Mathilda, who soon discovers that Léon is a hitman, begs him to become her caretaker, and to teach her his skills as a "cleaner": she wants to avenge the murder of her four-year-old brother, the only member of her family that she actually loved. In return, she offers herself as a maid and teacher, remedying Léon's illiteracy. Léon hesitantly accepts her offer and the two begin working together, slowly building an emotional attachment, with Léon becoming a friend and father figure. As they work together, Mathilda admits to Léon several times that she is falling in love with him, but he says nothing back.
As Mathilda increases her confidence and experience, she locates Stansfield, follows him to his office in the DEA building in an attempt to kill him, only to be ambushed by Stansfield in a bathroom. Léon, discovering her intentions after reading a note left for him by Mathilda, rushes to the building and rescues her, shooting two of Stansfield's men in the process.
Stansfield is enraged that what he calls the "Italian hitman" has gone rogue and is killing his men. He confronts Tony and threatens him, eventually beating him into surrendering Léon's whereabouts. Later, as Mathilda returns home from grocery shopping, an NYPD ESU team, sent by Stansfield, takes her hostage and attempts to infiltrate Léon's apartment. Léon ambushes the ESU team and takes one of their members hostage, rapidly bartering him for Mathilda's freedom. As they slink back into the apartment, Léon creates a quick escape for Matilda as he reassures her and tells her that he loves her moments before they come for him.
In the chaos that follows, Léon sneaks out of the apartment building disguised as a wounded ESU officer, almost unnoticed save for Stansfield who recognizes him and silently sneaks up and shoots him from behind. Looming over the dying Léon, Stansfield jeers him haughtily.
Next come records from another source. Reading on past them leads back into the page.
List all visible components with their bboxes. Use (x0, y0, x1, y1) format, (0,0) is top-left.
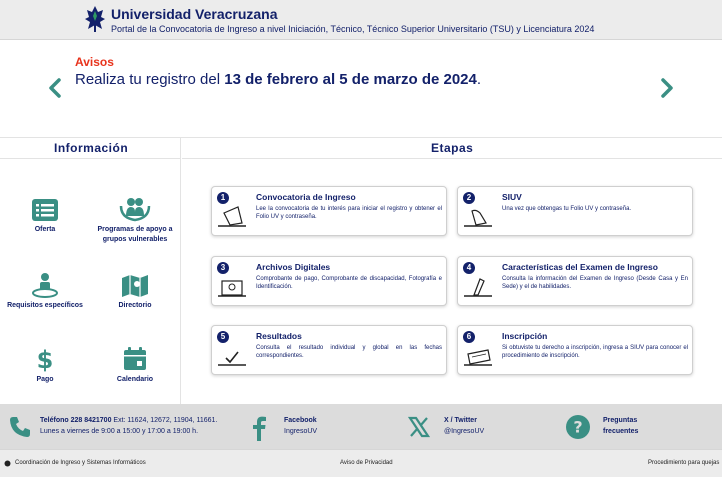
step-number: 1 (217, 192, 229, 204)
id-card-icon (216, 271, 248, 303)
map-icon (121, 274, 149, 298)
help-question-icon[interactable] (565, 414, 591, 440)
card-title: Convocatoria de Ingreso (256, 192, 356, 202)
facebook-icon[interactable] (250, 415, 268, 441)
avisos-message (75, 71, 481, 88)
informacion-panel (0, 138, 181, 404)
divider (0, 158, 181, 159)
facebook-link[interactable] (284, 415, 317, 437)
info-item-programas[interactable] (95, 196, 175, 245)
divider (182, 158, 722, 159)
step-number: 6 (463, 331, 475, 343)
card-title: Inscripción (502, 331, 548, 341)
avisos-text-after: . (476, 71, 482, 88)
etapa-card-archivos[interactable] (211, 256, 447, 306)
uv-logo-icon[interactable] (84, 5, 106, 33)
avisos-title: Avisos (75, 55, 114, 69)
etapa-card-inscripcion[interactable] (457, 325, 693, 375)
info-item-requisitos[interactable] (5, 272, 85, 311)
faq-link[interactable] (603, 415, 638, 437)
info-item-directorio[interactable] (95, 274, 175, 311)
card-title: Características del Examen de Ingreso (502, 262, 658, 272)
phone-info (40, 415, 217, 426)
pencil-icon (462, 271, 494, 303)
info-item-label: Directorio (118, 302, 152, 309)
twitter-link[interactable] (444, 415, 484, 437)
person-pin-icon (31, 272, 59, 298)
avisos-dates: 13 de febrero al 5 de marzo de 2024 (224, 71, 477, 88)
phone-icon (8, 415, 32, 439)
informacion-title: Información (54, 141, 129, 155)
office-hours: Lunes a viernes de 9:00 a 15:00 y 17:00 a 19:00 h. (40, 428, 199, 435)
etapas-title: Etapas (431, 141, 474, 155)
privacy-link[interactable]: Aviso de Privacidad (340, 460, 393, 466)
card-description: Si obtuviste tu derecho a inscripción, ingresa a SIUV para conocer el procedimiento de inscripción. (502, 345, 688, 359)
info-item-label: Pago (36, 376, 54, 383)
card-title: SIUV (502, 192, 522, 202)
info-item-label: Calendario (116, 376, 154, 383)
card-description: Una vez que obtengas tu Folio UV y contraseña. (502, 206, 632, 212)
card-description: Consulta la información del Examen de Ingreso (Desde Casa y En Sede) y el de habilidades. (502, 276, 688, 290)
card-title: Archivos Digitales (256, 262, 331, 272)
copyright-icon (4, 460, 11, 467)
contact-footer (0, 404, 722, 449)
twitter-title: X / Twitter (444, 417, 477, 424)
card-description: Consulta el resultado individual y global en las fechas correspondientes. (256, 345, 442, 359)
calendar-icon (122, 346, 148, 372)
info-item-pago[interactable] (5, 346, 85, 385)
info-item-label: Oferta (34, 226, 56, 233)
pointer-icon (462, 201, 494, 233)
svg-text:$: $ (36, 346, 54, 372)
info-item-label: Programas de apoyo a grupos vulnerables (97, 226, 173, 243)
university-name[interactable]: Universidad Veracruzana (111, 6, 278, 22)
twitter-handle: @IngresoUV (444, 428, 485, 435)
document-icon (462, 340, 494, 372)
facebook-title: Facebook (284, 417, 317, 424)
info-item-oferta[interactable] (5, 198, 85, 235)
step-number: 2 (463, 192, 475, 204)
svg-text:?: ? (573, 417, 583, 437)
step-number: 3 (217, 262, 229, 274)
portal-subtitle: Portal de la Convocatoria de Ingreso a nivel Iniciación, Técnico, Técnico Superior Universitario (TSU) y Licenciatura 2024 (111, 24, 595, 34)
people-support-icon (119, 196, 151, 222)
card-description: Lee la convocatoria de tu interés para iniciar el registro y obtener el Folio UV y contraseña. (256, 206, 442, 220)
complaints-link[interactable]: Procedimiento para quejas (648, 460, 720, 466)
phone-number[interactable]: Teléfono 228 8421700 (40, 417, 112, 424)
prev-arrow-icon[interactable] (46, 77, 64, 99)
faq-line-1: Preguntas (603, 417, 638, 424)
coordinacion-link[interactable]: Coordinación de Ingreso y Sistemas Informáticos (15, 460, 146, 466)
step-number: 4 (463, 262, 475, 274)
next-arrow-icon[interactable] (658, 77, 676, 99)
etapas-panel (182, 138, 722, 404)
x-twitter-icon[interactable] (408, 416, 430, 438)
card-title: Resultados (256, 331, 302, 341)
card-description: Comprobante de pago, Comprobante de discapacidad, Fotografía e Identificación. (256, 276, 442, 290)
faq-line-2: frecuentes (603, 428, 639, 435)
bottom-bar (0, 449, 722, 477)
site-header (0, 0, 722, 40)
dollar-icon (35, 346, 55, 372)
ballot-icon (216, 201, 248, 233)
etapa-card-resultados[interactable] (211, 325, 447, 375)
etapa-card-siuv[interactable] (457, 186, 693, 236)
phone-extensions: Ext: 11624, 12672, 11904, 11661. (111, 417, 218, 424)
etapa-card-convocatoria[interactable] (211, 186, 447, 236)
info-item-calendario[interactable] (95, 346, 175, 385)
info-item-label: Requisitos específicos (7, 302, 83, 309)
list-icon (31, 198, 59, 222)
avisos-banner (0, 40, 722, 138)
facebook-handle: IngresoUV (284, 428, 318, 435)
avisos-text-before: Realiza tu registro del (75, 71, 225, 88)
etapa-card-examen[interactable] (457, 256, 693, 306)
checkmark-icon (216, 340, 248, 372)
step-number: 5 (217, 331, 229, 343)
However just before he gives out, Léon places an object in Stansfield's hands, which he explains is "from Mathilda". Opening his hands, Stansfield recognizes it as the pin from a grenade and rips open Léon's vest to discover several grenades on his chest. Stansfield lets out a brief and final quip "Oh, shit" right before a massive explosion devastates them both.
Mathilda heads to Tony's place as she was instructed to do by Léon. Tony will not give Mathilda more than a few dollars of the fortune Léon had amassed, which was being held by Tony. His reasoning is that she is not old enough to receive the large amount of money and that school should be her priority until she's older. When Mathilda asks Tony to give her a 'job', and insists that she can 'clean' as Léon had, Tony sternly informs her that he 'ain't got no work for a 12-year-old kid!' Having nowhere else to go, she is then seen going to Roosevelt Island using the Roosevelt Island Tramway. The next day, she returns to school in NJ. Seemingly readmitted to the school, Mathilda walks into a field in front of it with Léon's houseplant in hand, she digs a hole and plants the houseplant in the grounds of the school, as she had told Léon he should, "to give it roots."